The end of a year and the beginning of another is a time for reflection; it is a time for appraising and examining our lives and deciding on how to be a better person in the following 12 months. Making a New Year’s resolution is a natural trait of the human character, and its history can be traced back to the dawn of time itself.
Happy New Year! Image from ChristmasStockImages
To nature, time is a smooth continuation, but as humans we feel the need to compartmentalise time into discrete blocks, making it easier to deal with. As such, the ancient Babylonians made promises to their gods at the beginning of each year as early as the second millennium BC, a tradition continued by the Romans thousands of years later.
If anything, the practice of resolving to make a change at New Year is still gathering pace. In the mid twentieth century, it was estimated that 25% of Americans made New Year’s resolutions; as the same century drew to a close that figure had risen to 40%.

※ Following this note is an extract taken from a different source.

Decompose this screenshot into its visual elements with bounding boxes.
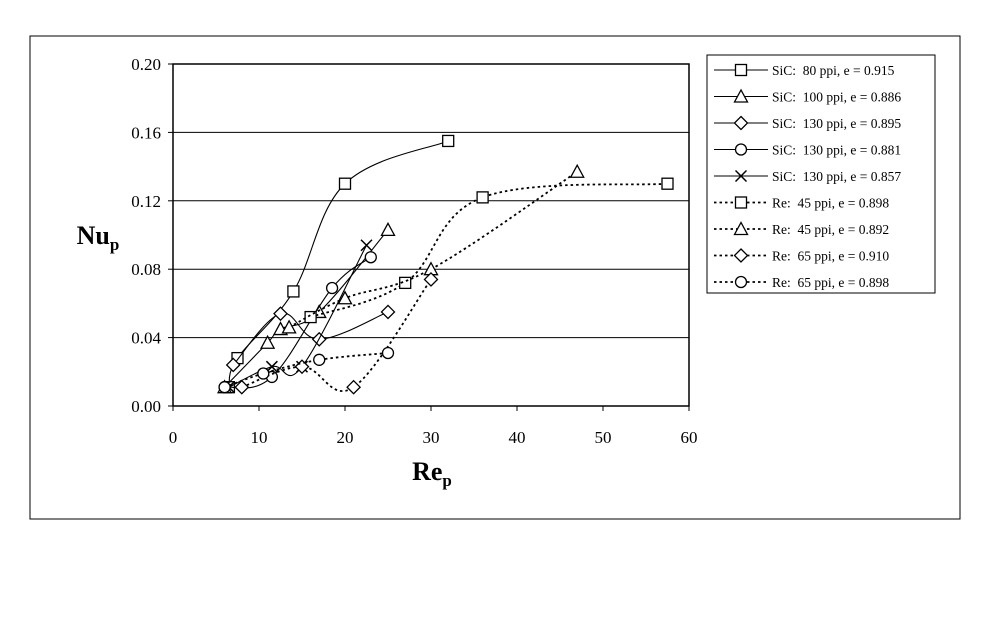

Of course simply making a New Year’s resolution is not enough; you also have to follow it through. In 2007, psychology professor Richard Wiseman conducted a study of 3,000 British people who made New Year’s resolutions; of these 3,000, 52% had stated that they were confident of keeping their resolution for at least 12 months, but only 12% actually managed to do so.
Image from Pixabay
The study showed that many people who fail to keep their resolutions do so because their goals are too ambitious or amorphous. For example, resolving to “run a marathon in 2015” when you have barely touched a pair of running shoes in your life is going to be pretty difficult, whereas aiming to run “five miles per week in January, six in February, seven in March…” and so on is more manageable.
Similarly, setting yourself some parameters was also shown to increase chances of success. Resolving to “exercise more” is so vague it might as well not be a resolution at all, but planning to “visit the gym four times a week and play football every Sunday” gives you a tangible and achievable goal.
As mentioned above, setting yourself a clearly defined and realistically achievable goal can dramatically improve your chances of success, but there are other ways to ensure that your resolution is not consigned to the scrap heap by February 1st.
Professor Wiseman’s study found that publicising your goals makes you more likely to pursue them with vigour. As humans, we take pride in the way we are viewed by our peers; so telling your friends about your resolution adds an extra fear factor of social embarrassment and can help to spur you on.
Wiseman’s study showed that this was most effective when used by women, who experienced a 10% higher success rate compared with women who opted to keep their resolutions a secret.
Set your Goals
Delineating a plan of action is another way to make your resolution successful. Human psychology dictates that slogging away at a single, mammoth goal causes us to become demoralised. However, if we break our goal up into smaller milestones and assign a completion time to each one, we can give ourselves the mental boost required to succeed.
Image from Wikipedia
This approach also makes it easier to incentivise our progress. By marking milestones and promising ourselves little rewards – such as a day spa break, or treating ourselves to a new toy – it becomes easier to stay strong and maintain our resolution.
Stick it Out
Two heads are better than one, the old adage goes. This is especially true in the case of New Year’s resolutions. Make a resolution alone and you bear the weight of temptation alone; make it with a reliable friend and you can lean on one another for support. The thought of getting up for a lone jog at 6am is easily dismissed; the thought of letting down a friend, less so.
Succeed with a resolution and you may feel just like the Spanish football team did after their victory in Euro 2008. Image from Wikipedia
The last and most brutal way to keep a resolution is just to persevere! The human brain seeks to adapt to, and then normalise, the stimuli it experiences. This means that if you make a change in your life, the first few weeks of the change are difficult as your brain struggles to adapt, but after this your mind and body accepts the change as a standard part of your life.
From here it becomes easier, so just stick at it! Oh, and good luck!